Well yes having a combination of IDE and SATA would mess up any Linux Distro. This is because the open source people have not devised a way to backward engineer the Windows way of workign with these 2 different sets of drivers/methods to work with a system.

So yes Linux is limited in this fashion. Along with no support for 5.1 Audio Systems, Multi Monirot support beyond 2 monitors, Sound cards, onboard video drivers just to name a few. WiFi is another limitation. that is the price we pay for going over to open source. They have to create all this stuff from scratch for every piece of hardware out there while keeping the bugs fixed and updating the software.

So yes there is quite a few limitations to be overcome. But honestly you get what you paid for. Since Linux is free you really shouldnt complain that they lack the kind of stuf Windows does. I for one think they have done a great job trying to make Linux more for the common user and get away from the constant use of Terminal for everything.:wink:
 

mqudsi

Mostly Harmless
Staff member
#14
#15
Will put EasyBCD to work later today and report back. Thanks for the replies.
Well, now Ubuntu wouldn't boot.
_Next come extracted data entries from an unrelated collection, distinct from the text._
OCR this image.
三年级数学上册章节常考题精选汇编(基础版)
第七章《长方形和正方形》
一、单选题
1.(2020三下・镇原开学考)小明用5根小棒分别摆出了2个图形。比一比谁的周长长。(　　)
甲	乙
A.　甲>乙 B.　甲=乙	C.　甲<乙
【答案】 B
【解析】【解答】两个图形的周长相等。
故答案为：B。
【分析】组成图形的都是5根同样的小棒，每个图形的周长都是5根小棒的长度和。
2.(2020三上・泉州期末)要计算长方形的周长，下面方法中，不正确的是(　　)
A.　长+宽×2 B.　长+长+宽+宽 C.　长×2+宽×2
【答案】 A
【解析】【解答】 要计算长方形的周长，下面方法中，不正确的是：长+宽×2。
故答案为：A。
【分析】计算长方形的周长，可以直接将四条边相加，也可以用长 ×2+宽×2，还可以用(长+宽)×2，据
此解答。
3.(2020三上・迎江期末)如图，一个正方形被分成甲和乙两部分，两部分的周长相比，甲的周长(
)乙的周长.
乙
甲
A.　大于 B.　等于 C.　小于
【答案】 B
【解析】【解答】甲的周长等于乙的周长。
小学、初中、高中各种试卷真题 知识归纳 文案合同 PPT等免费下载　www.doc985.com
Looks like the relevant excerpt is "root (hd0,0) Filesystem type is ntfs, partition type 0x7," and, of course, Error #17 (file not found). EasyBCD did its job, but now Grub is obviously pointing to the wrong HDD. At least I am pretty sure it's been installed on the Ubuntu HDD. It looks like I won't be able to get to the bottom of this w/o doing some advanced Grub tweaking etc. Boy, and I wanted something simple!:??
 

mqudsi

Mostly Harmless
Staff member
#16
Well, (hd0,0) is being reported as NTFS - try "find /boot/grub/menu.lst" and see if that gives you the right number for the Ubuntu partition.
 
#17
Well, (hd0,0) is being reported as NTFS - try "find /boot/grub/menu.lst" and see if that gives you the right number for the Ubuntu partition.
Managed to boot in Ubuntu by rearranging the boot order in BIOS. Found the device.map (?) file in the Grub folder, where hd0 was reported as sda and changed to sdc, which is the Ubuntu HDD denomination according to the partition manager. Rebooted the system, changed the BIOS boot sequence back to normal, EasyBCD menu came up as usual, chose the Ubuntu entry. Same issue: Error 17. No workie.

Beginning to feel helpless.

Otherwise, I like Ubuntu, as I did manage quite easily to get my dual monitor setup working, saw my Bluetooth dongle, it's fast etc. Hate to give it up.